Se não se divulgarem estas coisas (ou no mínimo comentar de vez em quando no café do bairro)... podem enfiar o Fado e o apuramento para o Europeu 2012 e o special one e o special two e o vinho do Porto e as paisagens magníficas e tudo o resto num certo sítio que eu cá sei.

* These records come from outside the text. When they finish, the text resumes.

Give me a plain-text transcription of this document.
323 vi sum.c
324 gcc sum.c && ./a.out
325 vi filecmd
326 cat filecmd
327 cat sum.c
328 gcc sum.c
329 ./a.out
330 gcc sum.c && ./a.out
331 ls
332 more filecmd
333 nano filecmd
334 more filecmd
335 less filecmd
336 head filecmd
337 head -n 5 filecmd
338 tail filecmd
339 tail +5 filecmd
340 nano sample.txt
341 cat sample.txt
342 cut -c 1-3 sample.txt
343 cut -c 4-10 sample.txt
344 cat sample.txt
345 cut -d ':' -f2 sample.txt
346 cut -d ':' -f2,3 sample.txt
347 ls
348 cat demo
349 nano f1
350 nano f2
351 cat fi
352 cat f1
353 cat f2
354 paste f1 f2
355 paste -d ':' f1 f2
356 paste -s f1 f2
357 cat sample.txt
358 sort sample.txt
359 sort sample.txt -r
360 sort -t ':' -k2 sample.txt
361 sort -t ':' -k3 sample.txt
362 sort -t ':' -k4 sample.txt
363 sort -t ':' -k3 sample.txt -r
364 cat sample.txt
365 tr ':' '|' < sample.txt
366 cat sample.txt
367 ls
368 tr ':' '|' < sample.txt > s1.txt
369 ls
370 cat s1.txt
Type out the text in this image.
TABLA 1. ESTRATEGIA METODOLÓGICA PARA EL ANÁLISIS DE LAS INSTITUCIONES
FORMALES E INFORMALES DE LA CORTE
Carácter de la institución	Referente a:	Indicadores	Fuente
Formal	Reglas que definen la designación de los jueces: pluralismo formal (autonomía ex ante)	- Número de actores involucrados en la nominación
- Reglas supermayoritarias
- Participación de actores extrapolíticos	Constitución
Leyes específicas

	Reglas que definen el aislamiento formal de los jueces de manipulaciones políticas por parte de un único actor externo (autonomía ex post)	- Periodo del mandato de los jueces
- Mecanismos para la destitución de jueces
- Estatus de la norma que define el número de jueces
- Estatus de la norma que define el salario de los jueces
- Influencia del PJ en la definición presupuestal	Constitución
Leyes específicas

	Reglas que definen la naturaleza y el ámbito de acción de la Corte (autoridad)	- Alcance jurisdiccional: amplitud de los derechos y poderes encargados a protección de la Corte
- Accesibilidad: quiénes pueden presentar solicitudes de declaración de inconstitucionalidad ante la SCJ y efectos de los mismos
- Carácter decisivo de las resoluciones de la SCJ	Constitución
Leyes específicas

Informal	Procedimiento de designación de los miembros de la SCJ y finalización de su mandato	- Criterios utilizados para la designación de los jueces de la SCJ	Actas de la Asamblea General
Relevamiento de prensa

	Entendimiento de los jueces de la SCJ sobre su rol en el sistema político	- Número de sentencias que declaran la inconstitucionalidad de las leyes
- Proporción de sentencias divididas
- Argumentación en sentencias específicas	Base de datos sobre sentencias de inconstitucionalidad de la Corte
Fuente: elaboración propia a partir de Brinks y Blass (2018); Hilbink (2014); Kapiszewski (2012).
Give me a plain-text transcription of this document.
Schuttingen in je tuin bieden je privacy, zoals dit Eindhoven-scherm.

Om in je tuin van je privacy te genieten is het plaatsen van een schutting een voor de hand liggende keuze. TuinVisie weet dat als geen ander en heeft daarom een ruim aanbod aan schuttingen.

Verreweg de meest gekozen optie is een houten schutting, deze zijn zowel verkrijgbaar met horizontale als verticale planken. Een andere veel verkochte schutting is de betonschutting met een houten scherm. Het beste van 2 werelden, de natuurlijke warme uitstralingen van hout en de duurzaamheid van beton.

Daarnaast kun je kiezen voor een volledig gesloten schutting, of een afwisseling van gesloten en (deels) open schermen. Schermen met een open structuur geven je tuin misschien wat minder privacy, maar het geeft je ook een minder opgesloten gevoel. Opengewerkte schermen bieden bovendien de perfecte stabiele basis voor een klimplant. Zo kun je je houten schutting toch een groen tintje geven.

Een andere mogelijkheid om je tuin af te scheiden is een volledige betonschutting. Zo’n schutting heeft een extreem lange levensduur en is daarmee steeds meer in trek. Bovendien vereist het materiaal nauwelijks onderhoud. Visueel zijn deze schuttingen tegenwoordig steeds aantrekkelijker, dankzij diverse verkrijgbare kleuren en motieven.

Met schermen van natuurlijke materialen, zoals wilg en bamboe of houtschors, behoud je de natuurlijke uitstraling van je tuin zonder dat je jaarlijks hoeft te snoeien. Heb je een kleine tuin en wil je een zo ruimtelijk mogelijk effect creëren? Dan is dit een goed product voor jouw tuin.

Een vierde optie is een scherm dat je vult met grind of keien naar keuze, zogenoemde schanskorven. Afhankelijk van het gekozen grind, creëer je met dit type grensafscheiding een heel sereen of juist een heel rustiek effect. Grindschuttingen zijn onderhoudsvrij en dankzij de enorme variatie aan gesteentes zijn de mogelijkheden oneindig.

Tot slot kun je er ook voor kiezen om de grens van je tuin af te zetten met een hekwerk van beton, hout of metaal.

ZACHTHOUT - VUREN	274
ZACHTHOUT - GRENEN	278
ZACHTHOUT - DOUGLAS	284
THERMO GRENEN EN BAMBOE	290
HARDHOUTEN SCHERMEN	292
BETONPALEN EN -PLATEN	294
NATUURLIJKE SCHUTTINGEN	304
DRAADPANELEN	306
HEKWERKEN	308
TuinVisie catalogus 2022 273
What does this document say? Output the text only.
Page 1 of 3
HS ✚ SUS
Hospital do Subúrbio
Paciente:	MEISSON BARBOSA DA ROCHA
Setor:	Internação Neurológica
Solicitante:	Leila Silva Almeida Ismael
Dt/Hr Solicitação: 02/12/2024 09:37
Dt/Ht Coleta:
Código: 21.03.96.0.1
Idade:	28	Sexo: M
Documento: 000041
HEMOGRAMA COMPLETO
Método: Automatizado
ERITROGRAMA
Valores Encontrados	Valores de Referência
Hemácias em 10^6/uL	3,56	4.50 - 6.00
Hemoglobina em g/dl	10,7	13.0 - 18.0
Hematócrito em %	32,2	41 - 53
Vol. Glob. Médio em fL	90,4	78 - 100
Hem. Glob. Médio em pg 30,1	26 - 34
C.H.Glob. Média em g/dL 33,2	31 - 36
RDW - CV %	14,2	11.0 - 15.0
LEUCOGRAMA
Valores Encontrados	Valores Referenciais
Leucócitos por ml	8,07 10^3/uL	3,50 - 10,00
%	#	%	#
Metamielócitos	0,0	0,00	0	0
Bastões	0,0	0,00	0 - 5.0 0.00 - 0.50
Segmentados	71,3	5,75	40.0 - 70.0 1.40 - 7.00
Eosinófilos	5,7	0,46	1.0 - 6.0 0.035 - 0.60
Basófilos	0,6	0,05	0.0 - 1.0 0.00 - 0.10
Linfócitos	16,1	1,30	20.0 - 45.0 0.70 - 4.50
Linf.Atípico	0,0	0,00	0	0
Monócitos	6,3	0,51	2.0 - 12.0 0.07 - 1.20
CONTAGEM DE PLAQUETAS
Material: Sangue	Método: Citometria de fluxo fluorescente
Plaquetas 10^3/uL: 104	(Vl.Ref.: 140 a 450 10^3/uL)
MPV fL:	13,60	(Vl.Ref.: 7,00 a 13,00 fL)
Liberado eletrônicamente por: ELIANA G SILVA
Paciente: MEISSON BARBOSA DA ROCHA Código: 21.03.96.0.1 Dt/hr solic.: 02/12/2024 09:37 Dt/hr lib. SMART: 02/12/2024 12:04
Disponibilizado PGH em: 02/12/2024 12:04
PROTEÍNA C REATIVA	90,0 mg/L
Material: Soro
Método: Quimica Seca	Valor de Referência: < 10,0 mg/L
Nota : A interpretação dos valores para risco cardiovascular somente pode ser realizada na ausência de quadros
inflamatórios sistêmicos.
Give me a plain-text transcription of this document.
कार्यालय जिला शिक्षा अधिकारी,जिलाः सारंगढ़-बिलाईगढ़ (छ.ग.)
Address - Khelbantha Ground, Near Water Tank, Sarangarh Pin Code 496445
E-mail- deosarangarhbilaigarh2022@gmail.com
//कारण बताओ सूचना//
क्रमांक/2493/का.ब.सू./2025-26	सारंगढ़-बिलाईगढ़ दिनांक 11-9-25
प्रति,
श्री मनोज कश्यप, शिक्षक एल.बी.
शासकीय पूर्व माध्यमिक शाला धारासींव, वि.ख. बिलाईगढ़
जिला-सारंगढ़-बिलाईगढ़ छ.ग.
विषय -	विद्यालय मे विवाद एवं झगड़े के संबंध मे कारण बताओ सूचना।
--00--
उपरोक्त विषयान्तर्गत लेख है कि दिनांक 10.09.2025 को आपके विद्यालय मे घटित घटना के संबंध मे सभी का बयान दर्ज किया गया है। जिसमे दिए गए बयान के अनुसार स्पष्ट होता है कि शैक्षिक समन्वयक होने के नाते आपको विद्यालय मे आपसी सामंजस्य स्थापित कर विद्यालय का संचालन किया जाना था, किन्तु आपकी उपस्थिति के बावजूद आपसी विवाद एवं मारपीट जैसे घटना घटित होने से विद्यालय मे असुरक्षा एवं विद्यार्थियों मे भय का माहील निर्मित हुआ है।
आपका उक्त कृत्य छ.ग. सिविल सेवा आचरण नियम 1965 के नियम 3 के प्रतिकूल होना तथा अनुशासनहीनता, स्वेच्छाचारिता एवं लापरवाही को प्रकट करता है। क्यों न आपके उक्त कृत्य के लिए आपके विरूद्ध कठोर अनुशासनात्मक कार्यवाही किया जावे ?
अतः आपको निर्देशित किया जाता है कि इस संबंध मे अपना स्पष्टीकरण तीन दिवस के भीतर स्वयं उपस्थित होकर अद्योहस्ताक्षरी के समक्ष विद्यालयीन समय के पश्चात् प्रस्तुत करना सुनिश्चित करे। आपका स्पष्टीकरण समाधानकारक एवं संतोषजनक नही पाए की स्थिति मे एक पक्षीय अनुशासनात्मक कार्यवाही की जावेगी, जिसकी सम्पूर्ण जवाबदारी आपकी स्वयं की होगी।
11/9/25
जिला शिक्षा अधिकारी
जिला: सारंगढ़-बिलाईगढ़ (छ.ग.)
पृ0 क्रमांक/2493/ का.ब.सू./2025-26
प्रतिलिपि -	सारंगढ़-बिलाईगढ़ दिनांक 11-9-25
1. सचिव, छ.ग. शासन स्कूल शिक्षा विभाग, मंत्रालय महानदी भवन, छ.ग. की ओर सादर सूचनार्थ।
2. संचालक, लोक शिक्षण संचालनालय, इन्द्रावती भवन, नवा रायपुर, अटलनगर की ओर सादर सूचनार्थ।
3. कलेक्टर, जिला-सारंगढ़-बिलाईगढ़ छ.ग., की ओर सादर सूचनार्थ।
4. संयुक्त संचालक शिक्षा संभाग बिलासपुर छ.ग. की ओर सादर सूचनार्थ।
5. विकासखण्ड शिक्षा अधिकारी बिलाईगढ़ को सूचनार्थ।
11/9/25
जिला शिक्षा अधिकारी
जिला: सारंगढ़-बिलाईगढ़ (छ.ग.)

Isso não serve de nada!! Não alimenta ninguém, não salva ninguém da exploração.  E, se só se valorizar isto, é altamente contraditório: demonstrará que os portugueses são bonitos para a fotografia, mas ignoram quem precisa de ajuda!
É que é muito giro ouvir um turco a dizer: Portugal?... Cristiano Ronaldo!, mas é muito triste ler-se nos jornais daqui: sindicato fecha obra onde trabalhavam portugueses explorados (sim, eu já li algo assim por estas bandas!).

4 comentários:

Anónimo disse...

woooooooooooo isto assusta! acabei de me inscrever numa empresa q recruta pessoal p trabalhar em hoteis na suiça.tenho conhecimento de pessoas q s inscreveram la e q correu td bem mas nunca s sabe.
mas tenho um caso parecido n chegou a extremos tais como esses.o meu pai foi p França c trabalho certo chegou la e o sr disse q so no aproximo mes podia pq era meio do mes n dava (e foi qd o mandaram ir).durante esses dias consegui arranjar umas obras numa casa e desenrascou-se. no fim do mes voltou à empresa e tb n dava so no mes seguinte.esteve uma semana ejm casa e la consegui arranjar um contrato ate janeiro ou seja um contrato de 3 meses...entretanto teve problemas c a casa. o sr mostrou-se mt prestavel no inicio n queria meio mes de renda mas no fim do mes exigiu a renda e ainda lhe apresentou contas de comida ( e o meu pai levou td de ca) prometeu que lhe deixava a casa no fim do ano mas ja o expulsou literalmente de la pq nem s quer pode levar a namorada p la pq a cama faz mt barulho...isto ta complicado sim, mas as pessoas n ajudam...s puderem afundam mais...

Luísa disse...

u peço desculpa se assustei, não era essa a minha intenção. O que pretendia era mesmo fazer um aviso. Estas situações existem e não acontecem só aos outros, também se podem passar debaixo do nosso tecto.
O que é preciso é estar de olhos abertos. E quando as coisas estão mal... desistir e voltar a casa ou pelo menos pedir ajuda às autoridades, se não se sabe onde é o sindicato, procura-se um polícia.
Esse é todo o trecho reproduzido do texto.